Spin-density-wave effects in the (Cr98.4Al1.6)100−yMoy alloy system

• The magnetic phase diagram is obtained for the (Cr98.4Al1.6)100−yMoy alloy system.
• It indicates a putative quantum critical point at yc=4.5.
• Specific heat measurements support this conjecture.
• Novel triple point behaviour is indicated for the Cr1−zAlz alloy system.

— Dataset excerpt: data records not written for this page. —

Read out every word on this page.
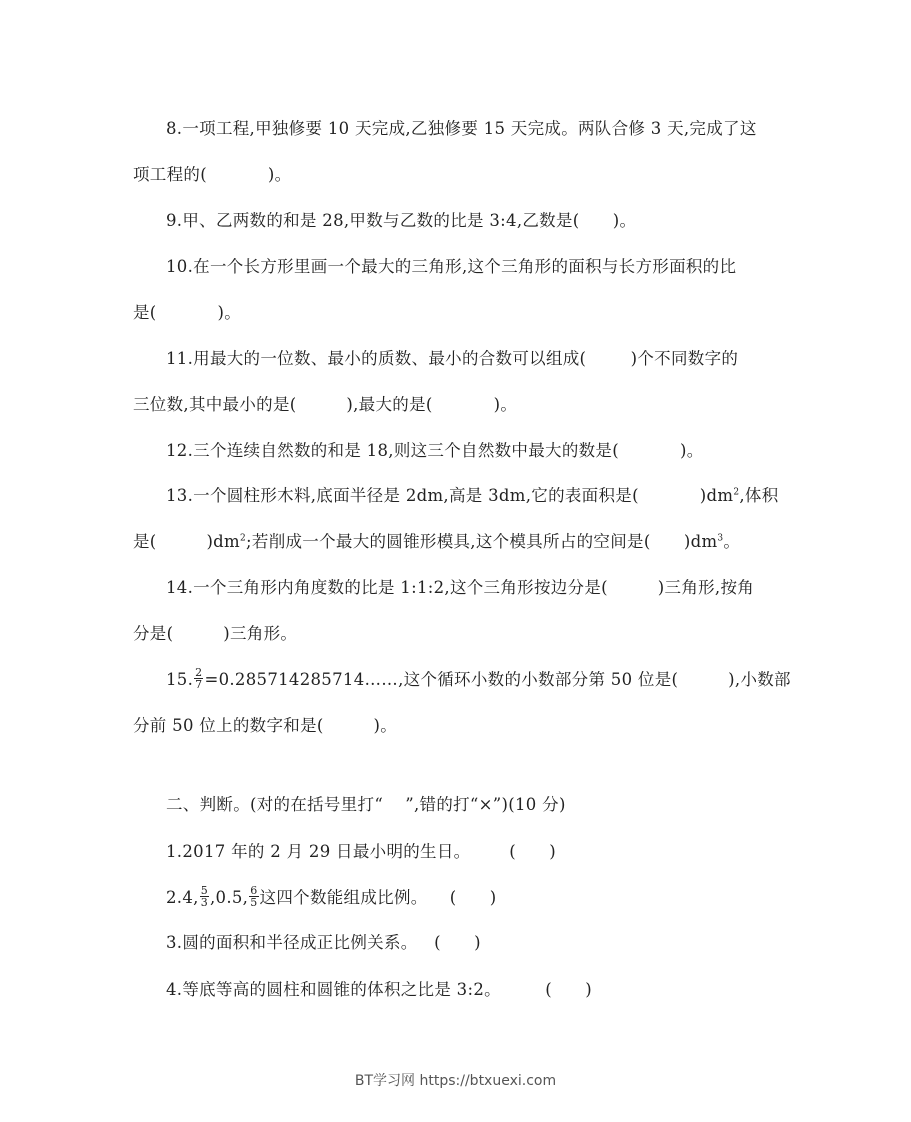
8.一项工程,甲独修要 10 天完成,乙独修要 15 天完成。两队合修 3 天,完成了这
项工程的(           )。
9.甲、乙两数的和是 28,甲数与乙数的比是 3:4,乙数是(      )。
10.在一个长方形里画一个最大的三角形,这个三角形的面积与长方形面积的比
是(           )。
11.用最大的一位数、最小的质数、最小的合数可以组成(        )个不同数字的
三位数,其中最小的是(         ),最大的是(           )。
12.三个连续自然数的和是 18,则这三个自然数中最大的数是(           )。
13.一个圆柱形木料,底面半径是 2dm,高是 3dm,它的表面积是(           )$dm^2$,体积
是(         )$dm^2$;若削成一个最大的圆锥形模具,这个模具所占的空间是(      )$dm^3$。
14.一个三角形内角度数的比是 1:1:2,这个三角形按边分是(         )三角形,按角
分是(         )三角形。
15. $\frac{2}{7}$ =0.285714285714……,这个循环小数的小数部分第 50 位是(         ),小数部
分前 50 位上的数字和是(         )。
二、判断。(对的在括号里打“    ”,错的打“×”)(10 分)
1.2017 年的 2 月 29 日最小明的生日。       (      )
2.4, $\frac{5}{3} ,0.5$, $\frac{6}{5}$ 这四个数能组成比例。    (      )
3.圆的面积和半径成正比例关系。   (      )
4.等底等高的圆柱和圆锥的体积之比是 3:2。        (      )
BT学习网 https://btxuexi.com
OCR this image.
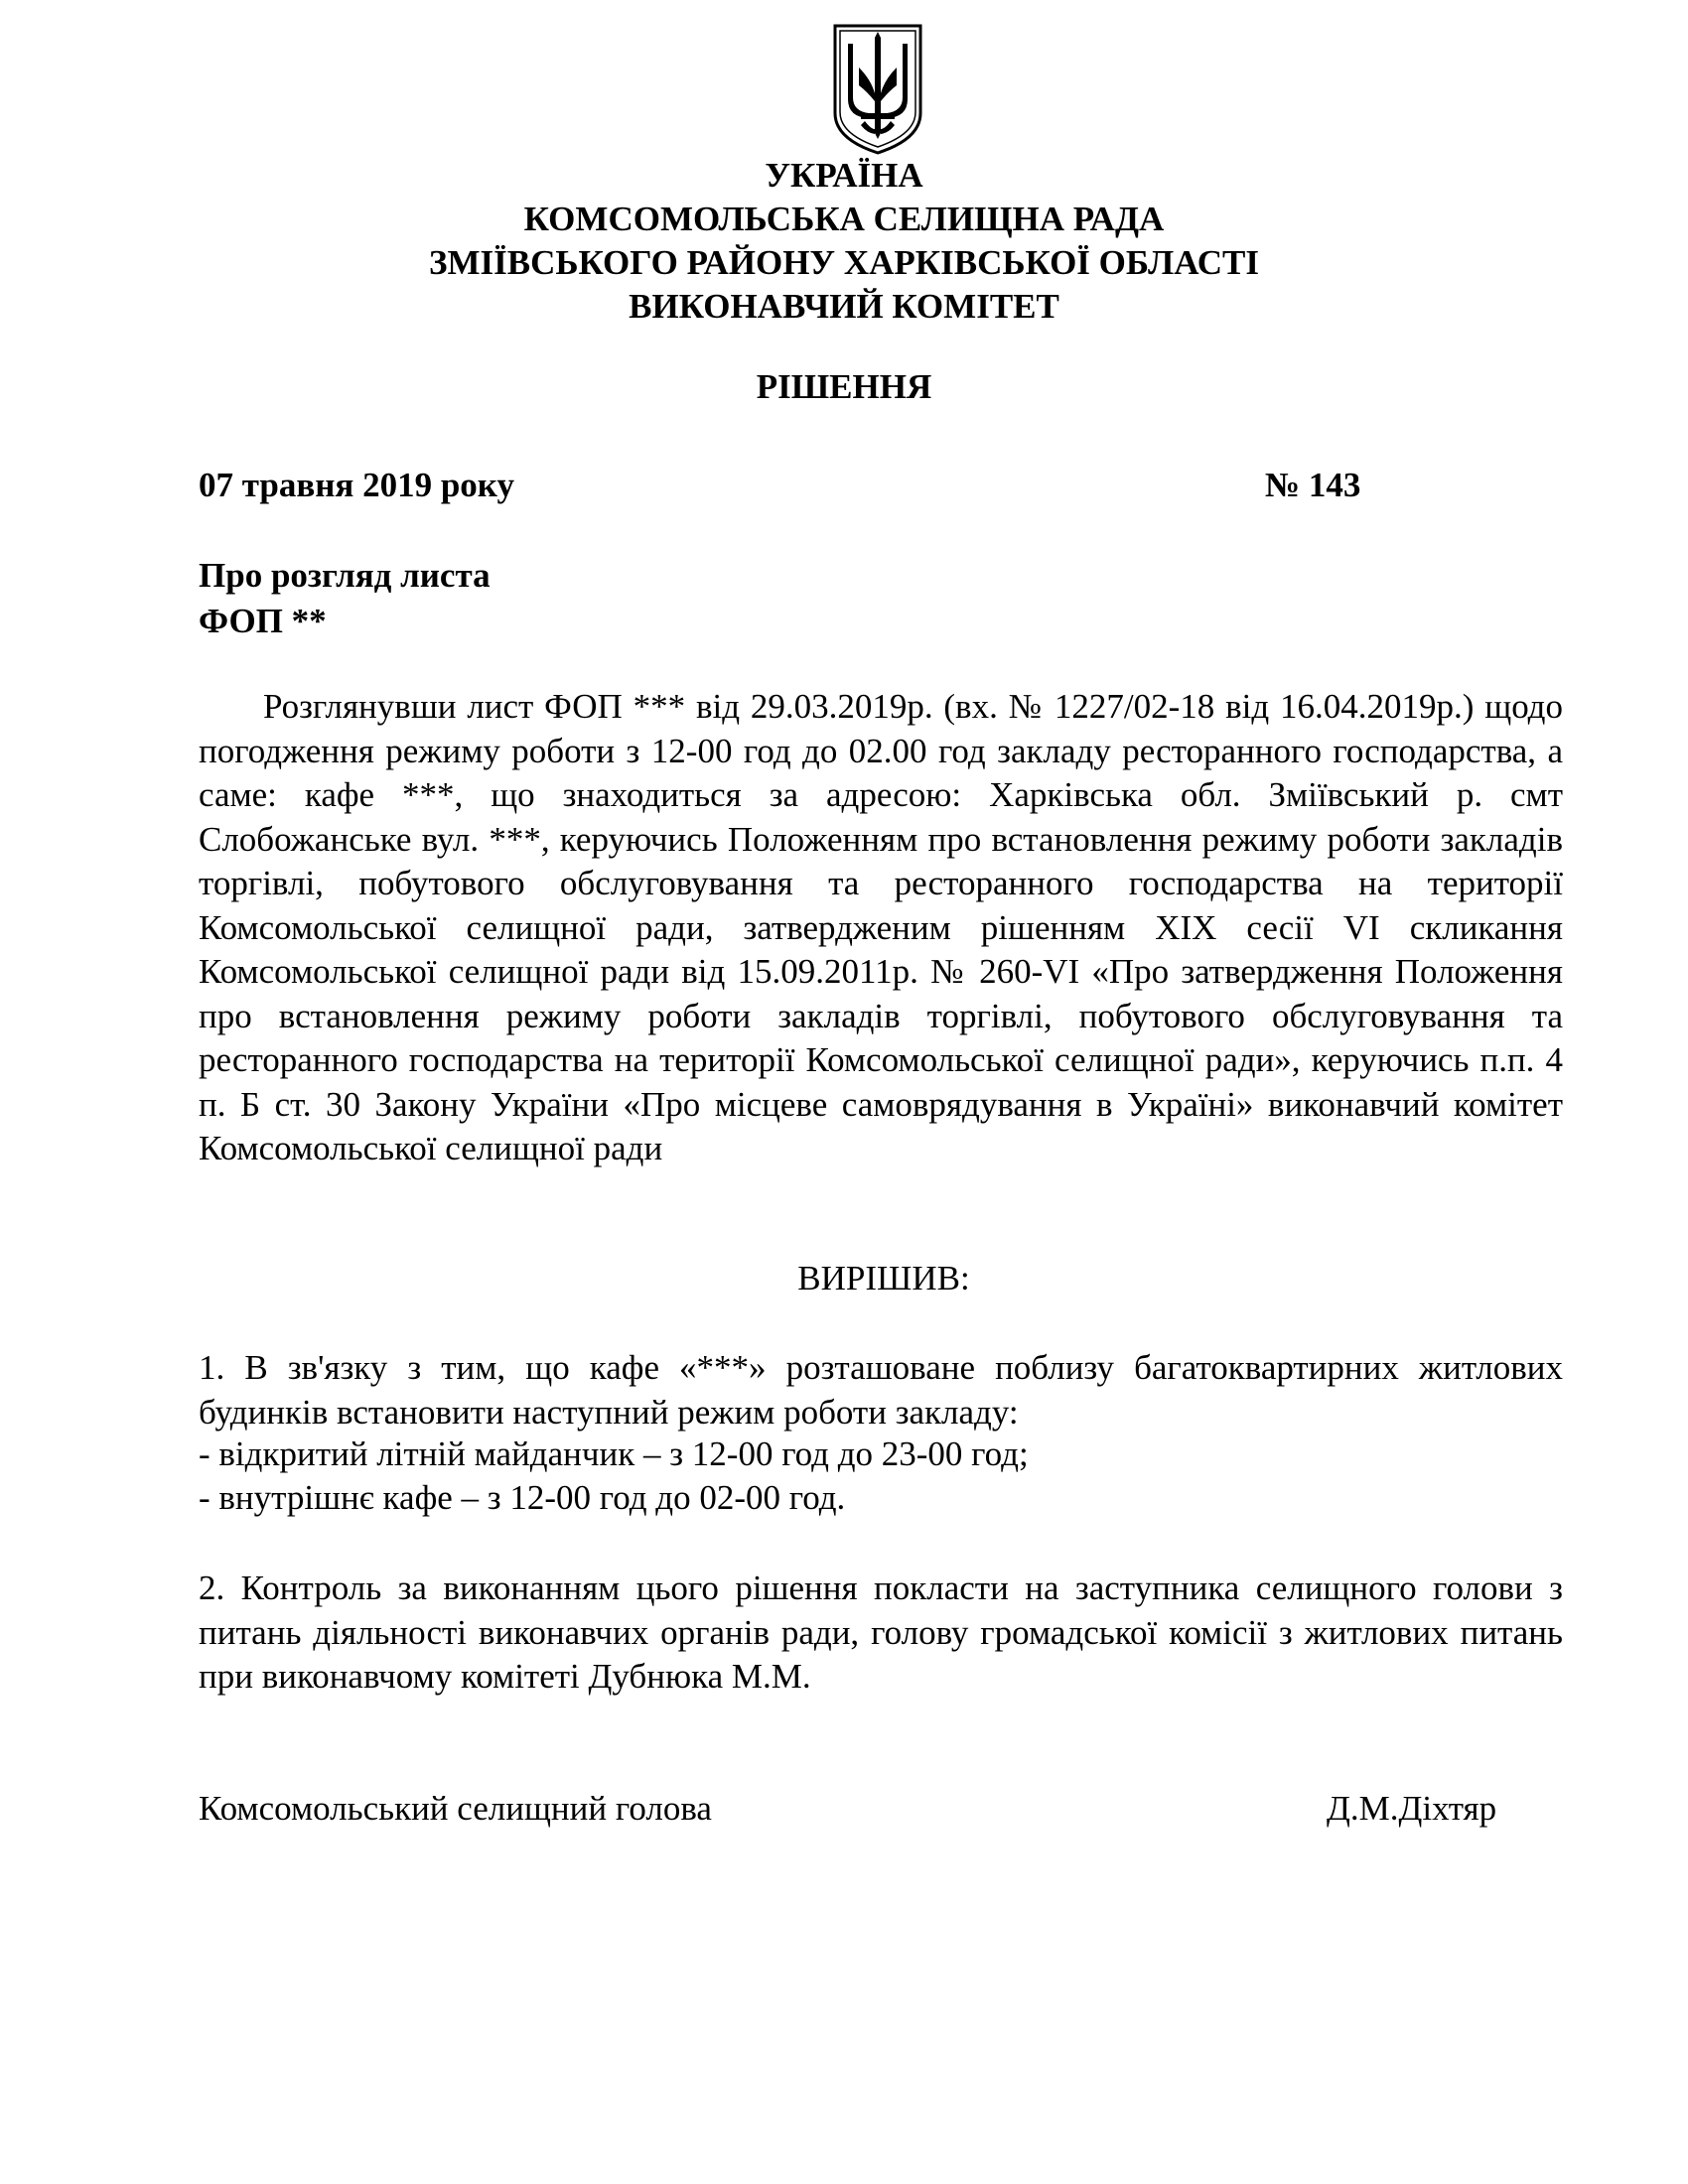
УКРАЇНА
КОМСОМОЛЬСЬКА СЕЛИЩНА РАДА
ЗМІЇВСЬКОГО РАЙОНУ ХАРКІВСЬКОЇ ОБЛАСТІ
ВИКОНАВЧИЙ КОМІТЕТ
РІШЕННЯ
07 травня 2019 року	№ 143
Про розгляд листа
ФОП **
Розглянувши лист ФОП *** від 29.03.2019р. (вх. № 1227/02-18 від 16.04.2019р.) щодо погодження режиму роботи з 12-00 год до 02.00 год закладу ресторанного господарства, а саме: кафе ***, що знаходиться за адресою: Харківська обл. Зміївський р. смт Слобожанське вул. ***, керуючись Положенням про встановлення режиму роботи закладів торгівлі, побутового обслуговування та ресторанного господарства на території Комсомольської селищної ради, затвердженим рішенням XIX сесії VI скликання Комсомольської селищної ради від 15.09.2011р. № 260-VI «Про затвердження Положення про встановлення режиму роботи закладів торгівлі, побутового обслуговування та ресторанного господарства на території Комсомольської селищної ради», керуючись п.п. 4 п. Б ст. 30 Закону України «Про місцеве самоврядування в Україні» виконавчий комітет Комсомольської селищної ради
ВИРІШИВ:
1. В зв'язку з тим, що кафе «***» розташоване поблизу багатоквартирних житлових будинків встановити наступний режим роботи закладу:
- відкритий літній майданчик – з 12-00 год до 23-00 год;
- внутрішнє кафе – з 12-00 год до 02-00 год.
2. Контроль за виконанням цього рішення покласти на заступника селищного голови з питань діяльності виконавчих органів ради, голову громадської комісії з житлових питань при виконавчому комітеті Дубнюка М.М.
Комсомольський селищний голова	Д.М.Діхтяр
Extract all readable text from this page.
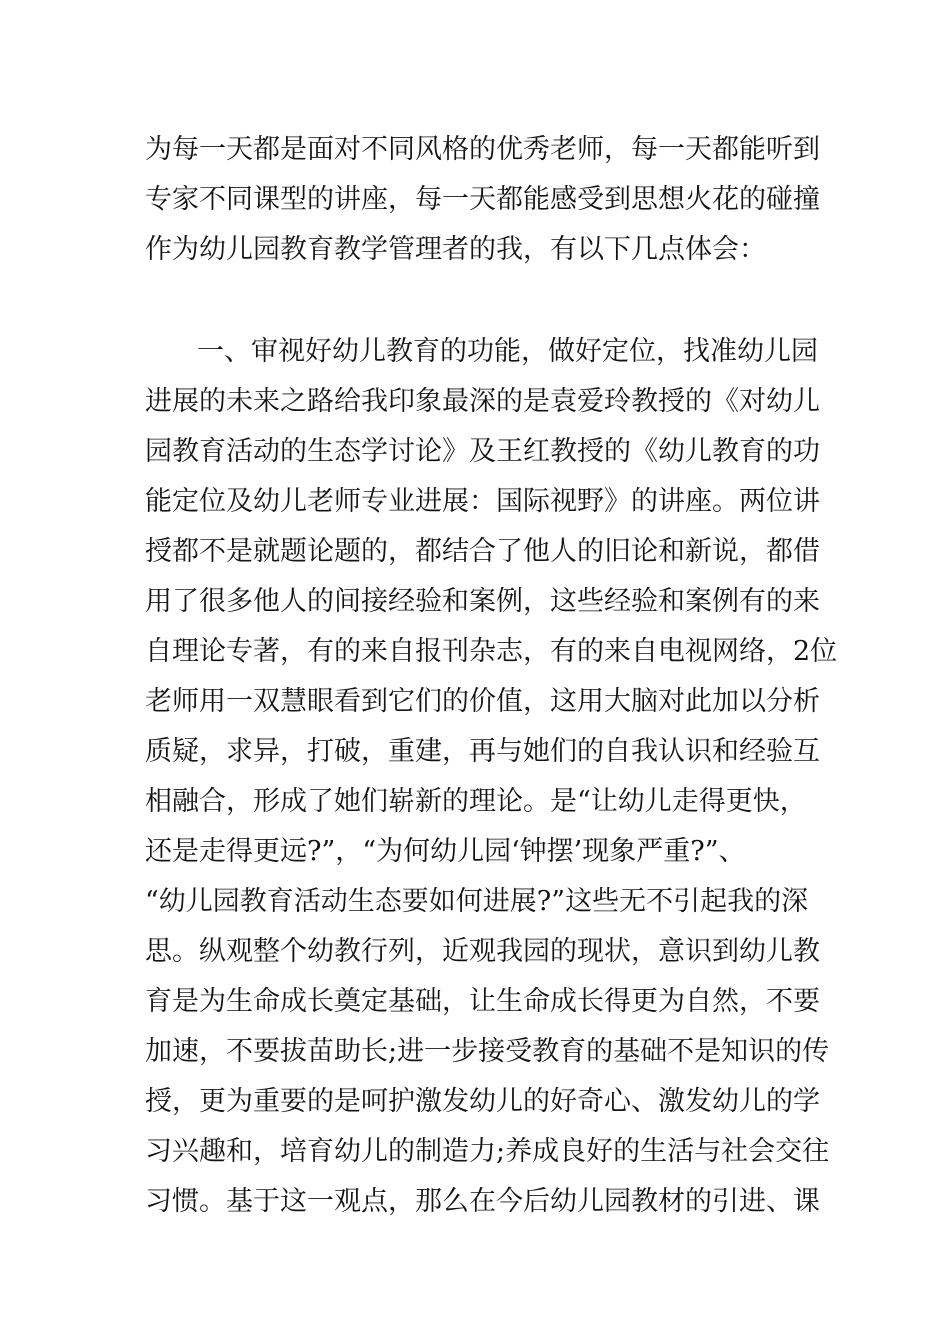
为每一天都是面对不同风格的优秀老师，每一天都能听到
专家不同课型的讲座，每一天都能感受到思想火花的碰撞
作为幼儿园教育教学管理者的我，有以下几点体会：
一、审视好幼儿教育的功能，做好定位，找准幼儿园
进展的未来之路给我印象最深的是袁爱玲教授的《对幼儿
园教育活动的生态学讨论》及王红教授的《幼儿教育的功
能定位及幼儿老师专业进展：国际视野》的讲座。两位讲
授都不是就题论题的，都结合了他人的旧论和新说，都借
用了很多他人的间接经验和案例，这些经验和案例有的来
自理论专著，有的来自报刊杂志，有的来自电视网络，2位
老师用一双慧眼看到它们的价值，这用大脑对此加以分析
质疑，求异，打破，重建，再与她们的自我认识和经验互
相融合，形成了她们崭新的理论。是“让幼儿走得更快，
还是走得更远?”，“为何幼儿园‘钟摆’现象严重?”、
“幼儿园教育活动生态要如何进展?”这些无不引起我的深
思。纵观整个幼教行列，近观我园的现状，意识到幼儿教
育是为生命成长奠定基础，让生命成长得更为自然，不要
加速，不要拔苗助长;进一步接受教育的基础不是知识的传
授，更为重要的是呵护激发幼儿的好奇心、激发幼儿的学
习兴趣和，培育幼儿的制造力;养成良好的生活与社会交往
习惯。基于这一观点，那么在今后幼儿园教材的引进、课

The possibility of quantum critical behaviour in a spin-density-wave antiferromagnetic (Cr98.4Al1.6)100−yMoy alloy system is investigated through electrical resistivity, Seebeck coefficient and specific heat measurements. Magnetic resistivity anomalies associated with the Néel transition temperature are highly enhanced in the thermoelectric measurements, allowing for complementary methods in obtaining the Néel temperatures of these alloys. The results indicate a suppression of the Néel temperatures to below 2 K for alloy concentrations y≳4.5. This aspect is strongly reflected in the y-dependence of the residual resistivity and Sommerfeld specific heat coefficient. Both parameters depict rather sharp changes, related to spin-density-wave energy gap influences, on entering the antiferromagnetic phase when y is decreased at 2 K through yc≈4.5 on the concentration-temperature magnetic phase diagram. The behaviour of the concentration dependence of the Sommerfeld specific heat coefficient is suggestive of quantum critical behaviour in this alloy system, with a quantum critical point at y≈yc.